The procession of San Giovanni is now shorn of its former splendour, and but few of the English-speaking travellers who throng the City of the Lily are aware that though towers no longer perform their whirling course through Florence they are still to be met with in other parts of Italy.


The "Rua" of Vicenza.

The largest of these so-called "dancing towers" is the "Rua" of Vicenza, a stupendous edifice twenty-five metres in height, and weighing eighty-five quintali. The property of the Guild of the Notaries, it was once one only among many similar erections, each of which bore the insignia of a trade, was surmounted by the image of a patron saint, and usually contained some sacred relic. In the year 1441 the Guild of the Notaries erected a new and superior Cero,[2] henceforth called the Rua or Ruata. It was a permanent structure, redecorated each year, and some portion of it at least could be made to revolve with great rapidity like the towers of San Giovanni.
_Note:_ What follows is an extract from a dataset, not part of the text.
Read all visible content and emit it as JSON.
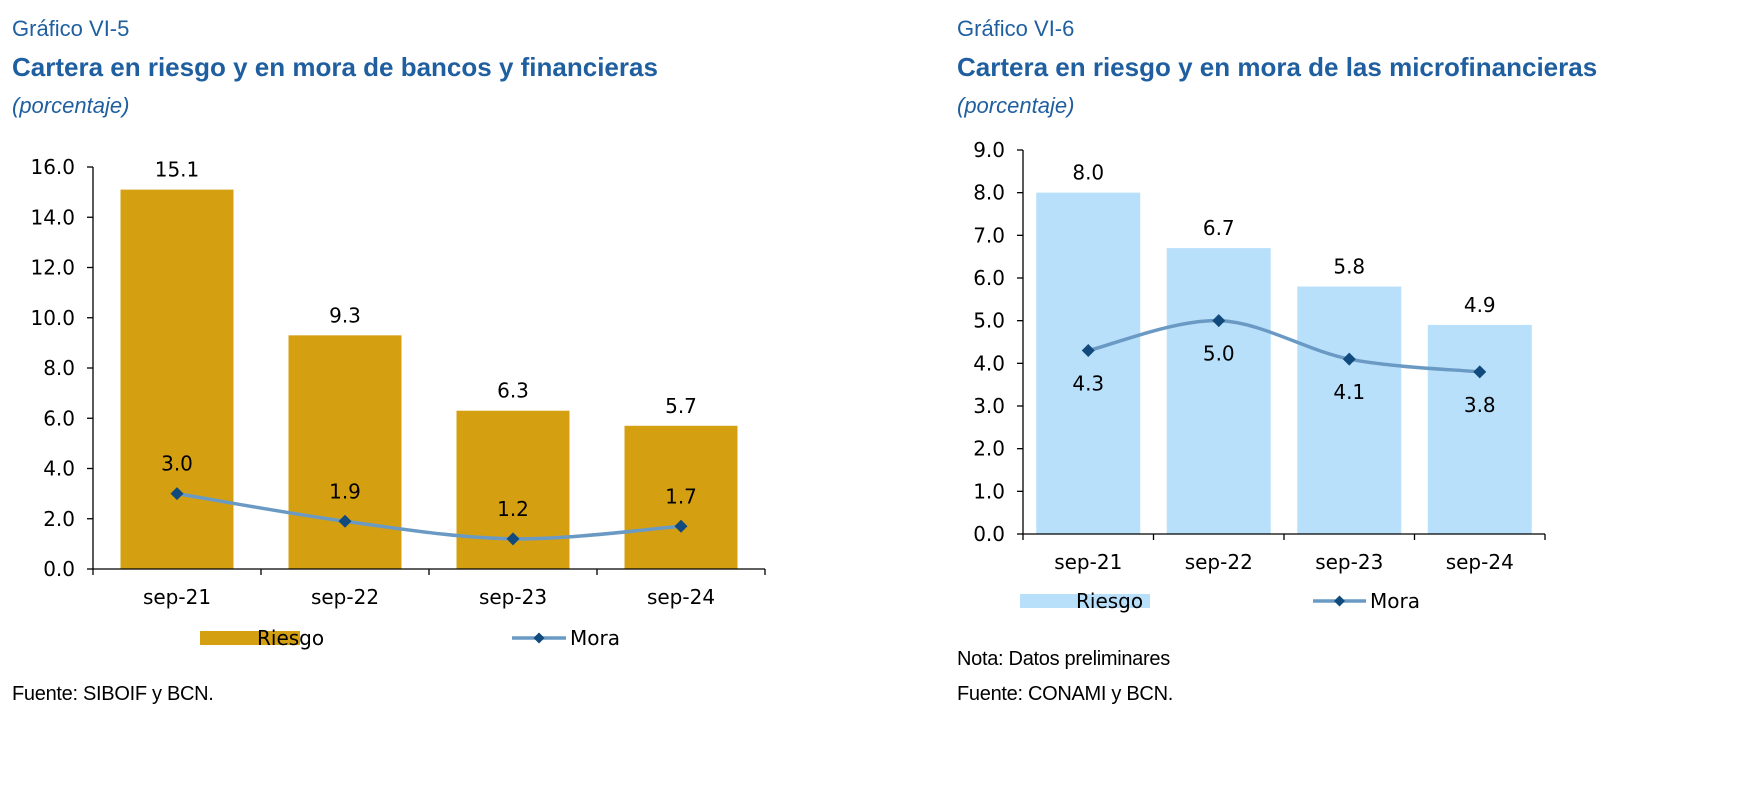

Formerly the Ceri of the various Guilds paraded the streets at the Festa of the Corpus Domini, but, in the eighteenth century the Rua was secularized, the form of its decoration was altered, and it was no longer permitted to take part in the ecclesiastical procession.

  1. [The old chronicler from whom George Eliot derived this vivid picture of a bygone pageant was evidently Goro Dati, who flourished circa 1400 (L'Osservatore Fiorentino, vi. 3. See also Montaigne; Le feste di S. Giovanni, (Florence, 1877) pp. 20, 21; C. Guasti, Le Feste (Florence, 1884). — N.W.T.]
  2. Were they known as Ceri?—N.W.T.